In only a matter of weeks, Daenerys Targaryen had grown from a frightened child-bride into a queen who approached her last family member's bier with steady footsteps. Her handmaids had bound her hair up in an intricate braided coif, rather than let it flow freely, youthfully as on her wedding day. The sheer fabric, the exact shade as the place in the sunset sky where orange met purple, afforded a glimpse of her breasts, full and rounded by her pregnancy, and might also have influenced Jorah's perception of her age. But as Dany reached out for the torch he held and her fingers closed around it, then touched it to the pyre without a moment's hesitation, he knew she had not matured in body only.

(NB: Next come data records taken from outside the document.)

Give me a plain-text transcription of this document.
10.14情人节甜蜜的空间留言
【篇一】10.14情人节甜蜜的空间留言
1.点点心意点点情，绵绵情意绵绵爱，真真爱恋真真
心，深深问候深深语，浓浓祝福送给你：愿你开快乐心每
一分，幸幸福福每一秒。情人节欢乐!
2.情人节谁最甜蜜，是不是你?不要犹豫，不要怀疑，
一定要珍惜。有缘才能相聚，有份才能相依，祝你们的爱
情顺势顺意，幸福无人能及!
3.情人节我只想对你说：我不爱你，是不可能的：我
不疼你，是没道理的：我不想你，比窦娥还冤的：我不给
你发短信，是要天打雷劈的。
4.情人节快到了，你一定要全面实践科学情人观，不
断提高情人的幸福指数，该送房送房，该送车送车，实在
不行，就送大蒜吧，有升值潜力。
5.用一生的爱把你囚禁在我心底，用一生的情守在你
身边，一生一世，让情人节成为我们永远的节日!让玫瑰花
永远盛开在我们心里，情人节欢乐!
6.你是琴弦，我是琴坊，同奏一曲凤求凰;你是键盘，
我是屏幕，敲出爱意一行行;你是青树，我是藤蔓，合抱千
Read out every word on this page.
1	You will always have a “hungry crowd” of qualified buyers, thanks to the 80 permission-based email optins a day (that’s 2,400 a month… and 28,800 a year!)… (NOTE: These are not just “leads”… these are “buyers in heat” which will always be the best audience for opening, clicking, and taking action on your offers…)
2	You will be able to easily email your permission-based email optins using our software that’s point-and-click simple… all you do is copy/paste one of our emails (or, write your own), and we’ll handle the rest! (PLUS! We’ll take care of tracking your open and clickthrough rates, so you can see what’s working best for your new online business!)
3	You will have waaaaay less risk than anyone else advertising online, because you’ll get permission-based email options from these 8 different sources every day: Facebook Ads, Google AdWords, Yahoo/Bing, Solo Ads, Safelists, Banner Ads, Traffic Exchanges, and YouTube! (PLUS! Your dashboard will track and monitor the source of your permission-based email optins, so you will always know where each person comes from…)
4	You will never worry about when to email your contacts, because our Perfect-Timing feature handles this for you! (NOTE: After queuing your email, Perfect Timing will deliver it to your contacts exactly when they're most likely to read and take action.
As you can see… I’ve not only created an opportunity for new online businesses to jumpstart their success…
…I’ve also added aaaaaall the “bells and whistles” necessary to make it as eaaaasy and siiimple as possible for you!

And as the flames licked and slithered across the dry wood stacked around Viserys like a serpent coiling round its prey, she began to sing. Her voice shimmered high and clear above the crackling of the fire, and though Jorah only had the vaguest notion of what she sang-the dragon walks through his own flame and is not burned-the speech of old Valyria evoked a power entirely of its own which transcended language plucked at his heart strings. If he had not known better, he would have sworn he could hear the sweet strumming of Rhaegar's silver harp in counterpoint to Dany's singing; but he wasn't at all sure it was only his imagination that a hush had fallen over Vaes Dothrak as the night wind whispered over the grass, sweeping the echo of the khaleesi's song through the great bronze horse gate into the city.
The words Dany had spoken earlier in the day returned to him: It is a shame that a man who loved song more than sword never ruled as king. Truly, it would be if such a woman did not rise a queen upon her rightful throne.
Gods have mercy on Jorah Mormont if his own hand prevented it.
"Ser Jorah?"
He had not noticed that her song had ceased, and the pyre been consumed, until she spoke.
"Yes, my princess?" His voice was horse with the acrid smoke and his own inward turmoil.
Awash in the glow of the flames behind her, she regarded him with an expression of such tenderness as made Jorah's breath catch in his chest even as his heart hung there pounding like the hooves of a Dothraki horse lord's steed galloping into battle.
"I would," she said.
"You would what, Daenerys?"
"See to it that you had a true knight's burial. In accordance with the customs of House Mormont of Bear Island."
For a moment he could not speak, but then her warm hand touched his cheek, and whatever had been knotted up within him, like welded iron, melted as surely as Viserys' golden crown did in his funeral fire. There would be no more reports from Ser Jorah the exile to Lord Varys the spider, no matter the cost to himself.
The road home lay in whichever direction Dany rode. And he would ride it with her, astride his horse, or drawn in a funeral wagon.